What is the Real Value of a Matric Certificate
December 5, 2017
By Dr Lieb Liebenberg

It is that time of the year again, where the exams are done and peace has returned to homes. With many matrics already having left for the beach with their friends for a much anticipated holiday, parents probably have two wishes:

  • they get there and back again safely
  • but even more so that they have done enough to pass their matric – because those results will shape their future…

Despite all the fun they will be having, most of the matrics will also have the 5th of January 2018 in mind as this is the date which their final school marks will be published. As is usually the case, there will be quite a build-up in the media beforehand and once the results are out it will be accompanied by the usual glut of articles on who achieved the highest marks, the most distinctions, the most successful schools by the sheer volume of distinctions, etc, etc, etc.

The most anticipated results of your 12 years of schooling

How much value should one really attach to your matric certificate? Perhaps the best answer to this is: “just as much as is absolutely necessary – but nothing more”.  On the necessity side is the fact that it is critically important for admission to universities and colleges and in that sense, your matric results may be the most important marks you ever receive. Your matric certificate is the one document you can never quite get away from because it is required each time you apply for a job. So in that sense, there is no debate – just ask the thousands of parents who are perhaps waiting even more anxiously for the 5th of January 2018. After 12 years of waiting for exam results – this is the most anticipated.
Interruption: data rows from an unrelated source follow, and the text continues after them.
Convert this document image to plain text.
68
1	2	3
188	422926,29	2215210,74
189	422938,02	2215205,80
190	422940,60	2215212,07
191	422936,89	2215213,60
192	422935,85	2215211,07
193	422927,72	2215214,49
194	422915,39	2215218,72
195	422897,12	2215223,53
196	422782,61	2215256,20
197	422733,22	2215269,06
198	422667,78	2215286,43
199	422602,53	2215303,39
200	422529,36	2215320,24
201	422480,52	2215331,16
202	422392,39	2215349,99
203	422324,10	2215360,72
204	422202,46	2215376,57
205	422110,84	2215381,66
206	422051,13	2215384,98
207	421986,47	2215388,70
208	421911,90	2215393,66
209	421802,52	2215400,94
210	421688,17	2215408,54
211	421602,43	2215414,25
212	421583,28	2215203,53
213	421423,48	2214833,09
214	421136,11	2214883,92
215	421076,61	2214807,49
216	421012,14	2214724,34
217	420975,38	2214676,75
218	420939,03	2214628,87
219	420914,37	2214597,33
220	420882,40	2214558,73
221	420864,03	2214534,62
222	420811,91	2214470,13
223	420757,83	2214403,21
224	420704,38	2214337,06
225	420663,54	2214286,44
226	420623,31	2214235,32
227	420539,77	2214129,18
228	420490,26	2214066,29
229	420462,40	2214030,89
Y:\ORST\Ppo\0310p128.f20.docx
But that is actually as far as it should go – because in terms of what you will remember for the rest of your life and what you will achieve (or perhaps better said, could achieve) your matric results should play absolutely no role. In fact, it should never be taken as a measure of who you are and what you are capable of achieving during the rest of your life. For one, it basically only measures how well you can write exams given a context where you have been drilled and trained to do so for the majority of your matric year (mock exams, mid-year exams, record exam, more practice exams, final exam) as has been the case also for most of your life (given a typical school scenario).